Le juge peut autrement décider, à la demande du syndicat et si la nature des préjudices le permet, d’une procédure de réparation collective négociée; cette procédure n’est pas ouverte pour des préjudices résultant de dommages corporels. Dans ce cadre, le juge habilite le syndicat à négocier, fixe l’adhésion au groupe, détermine le montant ou les éléments d’évaluation des préjudices par catégories, et fixe un délai (≥ 6 mois) au-delà duquel, en l’absence d’accord, il statue sur les préjudices.

L’adhésion au groupe vaut mandat au profit du demandeur pour l’indemnisation, l’homologation de l’accord, et, le cas échéant, l’exécution forcée.

L’accord, éventuellement partiel, est soumis au juge pour homologation; le juge refuse si les intérêts sont insuffisamment préservés et peut renvoyer à la négociation.

Le juge peut mettre des mesures de publicité à la charge du défendeur ou du demandeur; en cas d’inexécution, elles sont mises en œuvre par la partie adverse aux frais de la partie défaillante (CPC art. 849-2-2).

5) Prescription et effets de la décision

L’action de groupe suspend la prescription des actions individuelles en réparation des préjudices résultant des manquements constatés ou des faits retenus dans l’accord homologué.

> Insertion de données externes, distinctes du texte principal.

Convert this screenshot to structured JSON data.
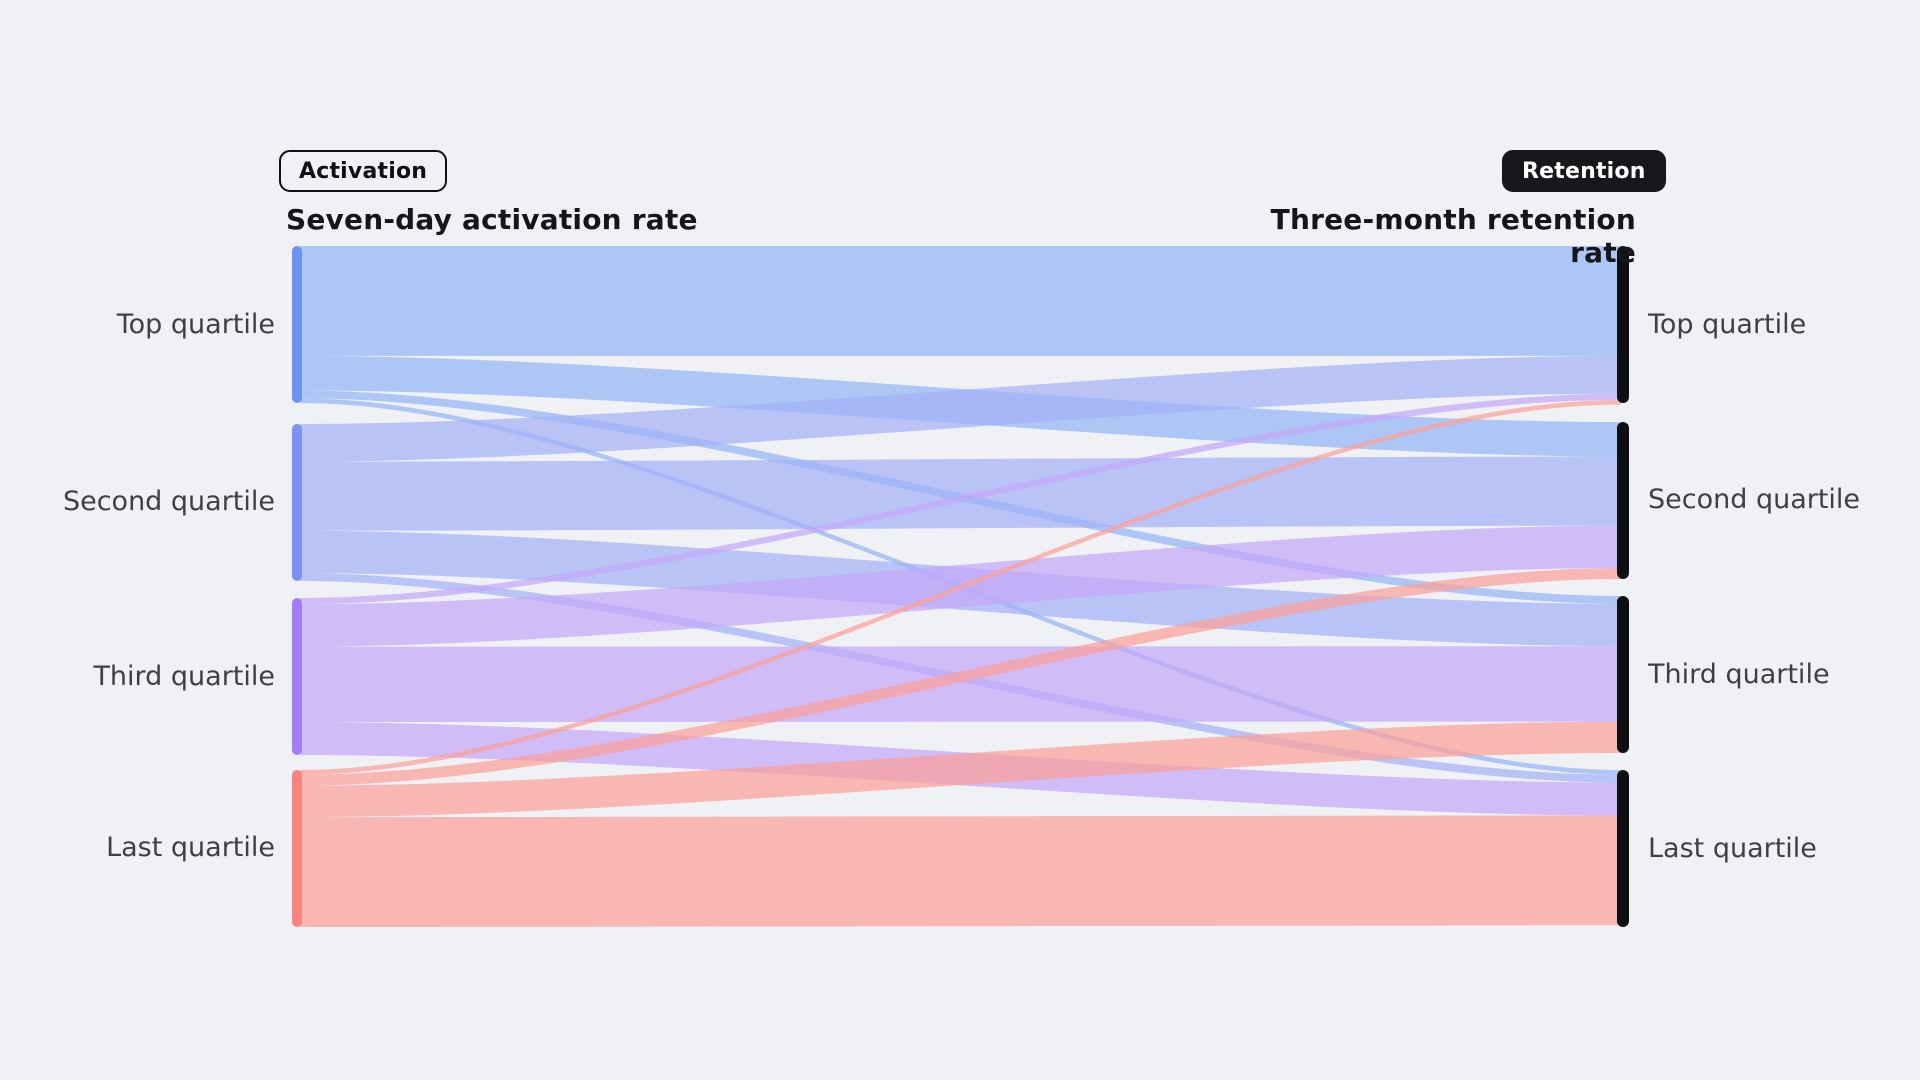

Le délai de prescription recommence à courir, pour une durée au moins égale à 6 mois, à compter de la date à laquelle le jugement n’est plus susceptible de recours ordinaire ou de pourvoi, ou à compter de l’homologation de l’accord.

Le jugement sur la responsabilité et celui homologuant l’accord ont autorité de chose jugée envers les membres du groupe dont le préjudice a été réparé; une autre action de groupe fondée sur le même fait générateur, le même manquement et les mêmes préjudices n’est pas recevable.

L’adhésion au groupe ne fait pas obstacle à une action individuelle pour réparer des préjudices hors champ du jugement ou de l’accord.

En synthèse, l’action de groupe en droit du travail (discriminations comprises) est désormais encadrée par un régime unifié depuis le 3 mai 2025, avec une mise en demeure préalable obligatoire, une compétence de tribunaux judiciaires désignés, des possibilités d’indemnisation individuelle ou de réparation collective homologuée, des effets procéduraux forts sur la prescription et la portée des décisions, et une nouvelle sanction civile ciblant les manquements délibérés procurant un gain indu, sous les conditions et limites posées par l’article 16 de la loi n° 2025-391 du 30 avril 2025 et les textes d’application de 2025.